"Лили…" – он шептал её имя, словно молитву, ощущая, как оно обжигает губы. Каждый звук в этом имени казался ему совершенным – мягкое "л", нежное "и", дрожащее "и" в конце, будто вздох. Это имя преследовало его с того самого мгновения в кафе, когда их взгляды случайно встретились, и он увидел её глаза. Такие глаза он видел только на старинных иконах в церкви Сан-Лоренцо – у мадонн, взирающих на верующих с невозмутимым спокойствием. Впервые он ощутил приступ в тысячу раз сильнее чем обычно. Потому что перед ним была не картина. Не бездушный холст. Живая, дышащая женщина, чья красота была столь же непостижима, сколь и опасна.


Он наблюдал, как её пальцы, испачканные в ультрамарине, скользили по холсту. Каждый мазок был точным, выверенным, будто она не создавала изображение, а лишь проявляла то, что уже существовало в мире, но было скрыто во тьме. Когда она смешивала краски на палитре, на её лице появлялась легкая улыбка – едва уловимая, почти детская. И этот свет, это сияние заставляли его стискивать зубы до боли.


В его коллекции были вещи, которые заставляли кровь стыть в жилах: этрусский кинжал с рукоятью из человеческой кости (говорят, им был убит сам Ганнибал), посмертная маска Данте Алигьери, "Святой Себастьян" кисти неизвестного ученика Леонардо, купленный за баснословные деньги у швейцарского коллекционера. В его палаццо во Фьезоле стояла подлинная скульптура Челлини, которую весь мир считал утраченной. Но теперь он хотел добавить к этому списку её – не картину, а саму художницу. Потому что в её глазах была та же глубина, что и в её работах. Обладание сводило его с ума, а сейчас это желание пересиливало всё. Она должна стать его. Как все прекрасное в этом мире. Он чувствовал, как в груди разливается знакомое жжение, как кровь стучит в висках, как пальцы сами собой сжимаются в кулаки. Это было больше, чем желание. Это была потребность. Неутолимая, всепоглощающая потребность обладать.
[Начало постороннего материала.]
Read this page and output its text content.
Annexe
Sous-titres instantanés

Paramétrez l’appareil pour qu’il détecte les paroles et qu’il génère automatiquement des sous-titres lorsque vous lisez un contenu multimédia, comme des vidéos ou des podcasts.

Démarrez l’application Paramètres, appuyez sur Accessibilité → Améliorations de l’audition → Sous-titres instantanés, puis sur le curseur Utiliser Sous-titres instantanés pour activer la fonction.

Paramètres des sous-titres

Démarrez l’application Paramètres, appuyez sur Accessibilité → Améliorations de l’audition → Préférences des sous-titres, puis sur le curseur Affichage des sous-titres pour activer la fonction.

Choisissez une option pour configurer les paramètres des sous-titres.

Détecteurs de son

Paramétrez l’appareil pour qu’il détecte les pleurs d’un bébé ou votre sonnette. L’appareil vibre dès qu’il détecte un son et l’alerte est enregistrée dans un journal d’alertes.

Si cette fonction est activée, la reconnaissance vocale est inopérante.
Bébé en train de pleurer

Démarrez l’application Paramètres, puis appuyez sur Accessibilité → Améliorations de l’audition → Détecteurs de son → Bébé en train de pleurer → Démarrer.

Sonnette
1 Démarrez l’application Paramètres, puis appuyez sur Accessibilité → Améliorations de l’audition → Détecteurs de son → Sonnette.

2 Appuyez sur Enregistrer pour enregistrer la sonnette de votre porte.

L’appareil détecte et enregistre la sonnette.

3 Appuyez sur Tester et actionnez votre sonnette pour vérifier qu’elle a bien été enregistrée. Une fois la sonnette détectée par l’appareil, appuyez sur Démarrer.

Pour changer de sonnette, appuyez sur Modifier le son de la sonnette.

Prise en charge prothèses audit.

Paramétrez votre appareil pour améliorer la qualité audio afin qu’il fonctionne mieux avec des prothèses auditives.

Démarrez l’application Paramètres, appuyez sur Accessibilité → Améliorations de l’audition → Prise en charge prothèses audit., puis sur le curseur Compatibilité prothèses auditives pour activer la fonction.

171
Он шагнул ближе, оценивая работу. Композиция – явно отсылка к Караваджо, но не подражание. Она не копировала свет она его чувствовала. В тенях угадывались силуэты, которых не было на площади: фигура в дверном проёме, отражение в воде… слишком много деталей для уличной зарисовки.


"Она видит то, чего не видят другие", – подумал он. Это было больше, чем талант. Это было проклятье. Как у тех старых мастеров, которые сходили с ума от собственных видений.


Флоренция дышала вечерней прохладой, когда он подошёл вплотную. Его тень упала на холст, перечёркивая композицию.


– Ты пойдешь со мной , – сказал он негромко, но так, чтобы каждое слово врезалось в сознание.


Лили вздрогнула. Кисть дрогнула в её пальцах, оставив некрасивый мазок на почти законченной работе. Она медленно повернулась, и в её глазах вспыхнул страх – не истеричный, а холодный, расчётливый.


– Нет, – чётко ответила она. – Меня не интересует это.


Но голос дрогнул. Она знала кто он.


Её пальцы лихорадочно задвигались, закрывая тюбики с краской. Мольберт захлопнулся с резким звуком, хотя краски ещё не высохли – эта картина предназначалась для галереи на "Arte Moderna"., где её работы годами пылились без покупателей.


Алессандро не привык к отказам. Его пальцы сомкнулись вокруг её запястья – не больно, но так, чтобы она поняла: сопротивление бесполезно.


– Я всегда получаю то, что хочу, – его голос звучал как скользящий по коже холодный клинок, низкий и опасный, с едва уловимой дрожью одержимости. Он наклонился так близко, что его дыхание смешалось с запахом масляных красок и дешевого шампуня в ее волосах.


– Мне все равно, – ее голос дрогнул, но не от страха, а от сдерживаемой ярости. Она вырвалась с неожиданной силой, подхватывая потрепанную сумку с красками, словно это было единственное, что действительно имело для нее значение в этом мире.